Sie verbrachte ihre Kindheit und Jugend in Kärnten, wo sie im Alter von 12 Jahren den Einmarsch der Deutschen Truppen miterlebte. In den Nachkriegsjahren (1945 bis 1950) studierte sie Philosophie, Psychologie und Germanistik an den Universitäten Innsbruck, Graz und Wien. Sie beendete das Studium mit der Promotion zum Dr. phil. mit einer Arbeit über Martin Heidegger.

In ihrer Zeit als Hörfunkredakteurin beim Wiener Sender "Rot-Weiß-Rot" schrieb sie 1952 ihr erstes Hörspiel: "Ein Geschäft mit Träumen". Kurz darauf konnte sie bei einer Lesung der "Gruppe 47" ihren literarischen Durchbruch feiern. Ab diesem Zeitpunkt galt sie als Literaturstar. Ingeborg Bachmann erhielt im Jahr 1953 den Literaturpreis der Gruppe 47 für den Gedichtband "Die gestundete Zeit". 1956 veröffentlichte Bachmann den Gedichtband "Anrufung des Großen Bären".

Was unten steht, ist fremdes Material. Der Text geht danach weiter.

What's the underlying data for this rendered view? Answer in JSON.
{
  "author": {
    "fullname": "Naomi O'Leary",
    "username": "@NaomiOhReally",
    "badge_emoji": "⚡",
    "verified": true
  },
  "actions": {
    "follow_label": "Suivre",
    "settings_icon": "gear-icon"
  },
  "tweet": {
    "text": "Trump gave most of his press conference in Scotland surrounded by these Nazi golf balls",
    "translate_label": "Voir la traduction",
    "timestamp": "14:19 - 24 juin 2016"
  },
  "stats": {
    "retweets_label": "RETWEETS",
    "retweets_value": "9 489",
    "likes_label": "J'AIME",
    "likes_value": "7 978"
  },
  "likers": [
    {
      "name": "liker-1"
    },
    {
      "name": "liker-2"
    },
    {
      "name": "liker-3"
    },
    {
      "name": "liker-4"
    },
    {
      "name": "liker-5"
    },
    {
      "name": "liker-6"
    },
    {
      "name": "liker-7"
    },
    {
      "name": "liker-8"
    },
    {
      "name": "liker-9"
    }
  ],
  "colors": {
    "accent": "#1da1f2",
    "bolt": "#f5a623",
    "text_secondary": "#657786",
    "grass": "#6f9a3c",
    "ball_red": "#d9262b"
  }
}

Die Republik Österreich verlieh ihr 1968 den Großen Österreichischen Staatspreis für Literatur. 1971 schrieb sie den Roman "Malina", den 1. Band der unvollendeten Romantrilogie "Todesarten". Er wurde 1991 mit Isabelle Huppert, Mathieu Carrière und Can Togay erfolgreich verfilmt. Als sie im Oktober 1973 an den Folgen einer schweren Brandverletzung starb, hinterließ sie das Fragment einer Erzählung mit dem Titel "Gier".

Alljährlich findet in ihrer Geburtsstadt ein Literaturwettbewerb statt, dessen Hauptpreis nach ihr benannt ist (Ingeborg-Bachmann-Preis).